The overestimation of a multiplier could be due to two factors. Many communities do not possess the types and quantities of all industries to truly circulate money in the quantity suggested by a multiplier. Secondly, with the nationalization of the majority of the hospitality industry and the industries that provide goods for it, the money impacting the community goes to national stockholders as opposed to the local community. As a result, care should be taken when using multipliers. Many organizations and agencies have ended the use of multipliers all together; however, an event planner should consult the local destination marketing organization or state agency handling their event to understand their use of multipliers.
When figuring economic impact, care should be taken considering local attendees to your event. A 2003 study in Ontario, Canada,of 97 festivals and events found that in events with fewer than 10,000 attendees, close to 90 percent came from the local community; however, as the events grew in size, the percentage of visitors rose. These statistics are important because many economists choose to exclude locals from economic impact figures. The theory is that if locals had not attended this event and spent money, they would most likely spend the same amount of money in the same community at some point. While visitors are bringing new money into a community's economy for circulation, local attendees are simply reallocating the money they spend.
By removing locals, you drastically affect the economic impact number. For one festival in Ontario, an event with $1 million economic impact could be reduced to an impact of less than $100,000 if over 90 percent of attendees are local. However, for these issues that could negatively affect the economic impact, event planners can increase an event's economic impact with careful planning before the event.
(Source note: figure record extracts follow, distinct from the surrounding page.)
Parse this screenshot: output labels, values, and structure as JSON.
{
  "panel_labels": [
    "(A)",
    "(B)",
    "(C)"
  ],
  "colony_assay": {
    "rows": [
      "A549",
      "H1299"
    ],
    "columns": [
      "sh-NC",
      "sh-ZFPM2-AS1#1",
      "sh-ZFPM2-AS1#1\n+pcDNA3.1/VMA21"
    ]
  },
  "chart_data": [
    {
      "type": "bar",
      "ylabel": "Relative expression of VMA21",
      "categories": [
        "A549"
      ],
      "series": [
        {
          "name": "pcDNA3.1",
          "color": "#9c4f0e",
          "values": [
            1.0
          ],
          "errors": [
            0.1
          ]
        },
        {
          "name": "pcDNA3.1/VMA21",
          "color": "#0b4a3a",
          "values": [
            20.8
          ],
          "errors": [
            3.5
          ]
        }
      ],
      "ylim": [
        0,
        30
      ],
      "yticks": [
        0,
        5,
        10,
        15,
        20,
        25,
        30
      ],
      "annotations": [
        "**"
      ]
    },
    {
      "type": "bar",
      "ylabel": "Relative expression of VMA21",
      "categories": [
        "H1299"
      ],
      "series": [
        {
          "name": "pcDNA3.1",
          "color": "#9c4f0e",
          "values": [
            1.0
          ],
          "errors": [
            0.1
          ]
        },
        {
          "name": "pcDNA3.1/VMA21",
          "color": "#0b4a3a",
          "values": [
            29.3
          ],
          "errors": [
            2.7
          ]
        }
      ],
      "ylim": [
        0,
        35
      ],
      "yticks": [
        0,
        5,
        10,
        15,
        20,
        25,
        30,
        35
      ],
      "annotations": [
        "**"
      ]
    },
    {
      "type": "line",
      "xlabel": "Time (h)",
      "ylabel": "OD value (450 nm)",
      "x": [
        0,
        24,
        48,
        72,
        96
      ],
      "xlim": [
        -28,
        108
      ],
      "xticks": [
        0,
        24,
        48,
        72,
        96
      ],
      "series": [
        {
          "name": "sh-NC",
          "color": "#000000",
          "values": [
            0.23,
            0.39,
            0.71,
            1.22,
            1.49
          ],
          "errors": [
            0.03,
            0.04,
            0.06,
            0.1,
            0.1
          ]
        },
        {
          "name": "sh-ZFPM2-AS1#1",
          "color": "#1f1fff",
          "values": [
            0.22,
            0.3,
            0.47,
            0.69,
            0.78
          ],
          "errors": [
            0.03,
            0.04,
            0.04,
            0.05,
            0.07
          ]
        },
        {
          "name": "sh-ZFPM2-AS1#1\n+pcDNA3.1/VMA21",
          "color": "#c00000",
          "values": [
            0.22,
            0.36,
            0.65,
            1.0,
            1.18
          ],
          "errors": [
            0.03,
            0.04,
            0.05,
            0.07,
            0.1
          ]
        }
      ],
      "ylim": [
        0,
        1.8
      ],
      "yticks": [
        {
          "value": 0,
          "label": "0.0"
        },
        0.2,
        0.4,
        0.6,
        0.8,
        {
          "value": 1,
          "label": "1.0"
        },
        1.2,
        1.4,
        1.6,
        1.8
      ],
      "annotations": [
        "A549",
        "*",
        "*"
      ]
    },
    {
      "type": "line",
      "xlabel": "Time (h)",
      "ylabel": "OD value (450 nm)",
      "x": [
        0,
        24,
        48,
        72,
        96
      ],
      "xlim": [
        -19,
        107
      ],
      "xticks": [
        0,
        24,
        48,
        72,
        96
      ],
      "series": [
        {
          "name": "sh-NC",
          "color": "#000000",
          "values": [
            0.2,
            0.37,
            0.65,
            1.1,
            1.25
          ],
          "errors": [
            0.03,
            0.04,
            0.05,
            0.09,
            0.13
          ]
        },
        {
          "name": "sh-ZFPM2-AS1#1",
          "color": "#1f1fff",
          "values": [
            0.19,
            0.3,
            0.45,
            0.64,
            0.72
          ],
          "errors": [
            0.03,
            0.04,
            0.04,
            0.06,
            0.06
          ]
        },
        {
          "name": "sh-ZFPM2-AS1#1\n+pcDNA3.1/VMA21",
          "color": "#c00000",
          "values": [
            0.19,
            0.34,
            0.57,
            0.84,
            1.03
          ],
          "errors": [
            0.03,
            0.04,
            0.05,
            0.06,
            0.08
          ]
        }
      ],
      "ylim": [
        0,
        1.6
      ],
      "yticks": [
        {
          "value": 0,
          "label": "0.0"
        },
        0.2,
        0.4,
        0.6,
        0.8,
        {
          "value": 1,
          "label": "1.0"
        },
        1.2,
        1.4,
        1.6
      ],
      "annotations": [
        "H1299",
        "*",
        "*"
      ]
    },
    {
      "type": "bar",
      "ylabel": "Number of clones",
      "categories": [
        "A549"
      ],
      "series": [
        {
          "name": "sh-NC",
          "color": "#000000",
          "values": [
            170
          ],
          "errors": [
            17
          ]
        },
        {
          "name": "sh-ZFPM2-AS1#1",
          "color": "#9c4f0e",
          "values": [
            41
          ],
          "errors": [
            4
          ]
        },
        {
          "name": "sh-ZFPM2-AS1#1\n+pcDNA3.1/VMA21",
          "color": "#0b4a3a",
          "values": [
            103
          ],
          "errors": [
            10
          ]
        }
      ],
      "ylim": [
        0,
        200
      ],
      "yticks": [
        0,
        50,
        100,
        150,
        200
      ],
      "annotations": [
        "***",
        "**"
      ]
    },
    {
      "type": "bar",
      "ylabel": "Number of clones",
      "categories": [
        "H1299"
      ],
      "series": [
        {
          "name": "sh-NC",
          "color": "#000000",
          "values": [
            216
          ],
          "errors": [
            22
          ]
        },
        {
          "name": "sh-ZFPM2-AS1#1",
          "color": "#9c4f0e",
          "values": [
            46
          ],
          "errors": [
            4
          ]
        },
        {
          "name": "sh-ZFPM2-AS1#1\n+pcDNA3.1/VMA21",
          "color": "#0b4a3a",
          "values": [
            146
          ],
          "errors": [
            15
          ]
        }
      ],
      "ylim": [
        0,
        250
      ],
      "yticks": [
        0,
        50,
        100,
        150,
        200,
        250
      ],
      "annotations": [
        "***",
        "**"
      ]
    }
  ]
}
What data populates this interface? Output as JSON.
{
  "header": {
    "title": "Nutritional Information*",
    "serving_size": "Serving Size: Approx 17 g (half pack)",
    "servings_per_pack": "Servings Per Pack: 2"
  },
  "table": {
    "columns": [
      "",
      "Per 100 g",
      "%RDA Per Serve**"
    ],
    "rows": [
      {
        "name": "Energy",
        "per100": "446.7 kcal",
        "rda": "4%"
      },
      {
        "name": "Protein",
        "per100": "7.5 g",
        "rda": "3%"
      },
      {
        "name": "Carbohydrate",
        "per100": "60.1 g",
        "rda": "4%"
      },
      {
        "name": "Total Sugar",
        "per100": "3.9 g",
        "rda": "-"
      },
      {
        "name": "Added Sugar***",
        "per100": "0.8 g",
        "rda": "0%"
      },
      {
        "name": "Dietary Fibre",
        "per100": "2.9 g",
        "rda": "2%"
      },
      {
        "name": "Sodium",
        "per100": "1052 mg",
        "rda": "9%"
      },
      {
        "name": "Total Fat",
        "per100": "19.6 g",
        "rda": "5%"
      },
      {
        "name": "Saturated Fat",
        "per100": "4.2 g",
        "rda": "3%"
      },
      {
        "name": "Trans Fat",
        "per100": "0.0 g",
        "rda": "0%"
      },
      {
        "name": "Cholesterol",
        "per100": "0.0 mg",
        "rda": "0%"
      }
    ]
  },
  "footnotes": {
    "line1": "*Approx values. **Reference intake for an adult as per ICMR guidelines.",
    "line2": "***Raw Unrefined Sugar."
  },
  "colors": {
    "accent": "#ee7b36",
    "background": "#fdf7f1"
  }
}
Events with maximum economic impact are large events that draw a regional crowd without many locals. If an overnight stay is not required, the economic impact on the community is going to be small, because the majority of impact is generated through accommodations. Additionally, any event with significant length will require more overnight stays, thus raising the impact. However, great care should be taken to ensure that attendees are non-locals with regional advertising and promotions. As an event grows with a reputation for continued success, it becomes easier to increase the non-local attendees.
Additionally, use local goods, products and services throughout the event. By using a local printer to print all advertising and collateral, an event planner is able to ethically count all that expense to economic impact because the money is going into the local economy. But, for example, if player gifts are purchased online from an overseas company, that has no impact on the economy surrounding your event area.
Overall, evaluating economic impact is an important aspect of any event. While there are challenges to making an accurate assessment, ensuring the correct calculation of economic impact can greatly increase the success of an event through sponsor developments and community support.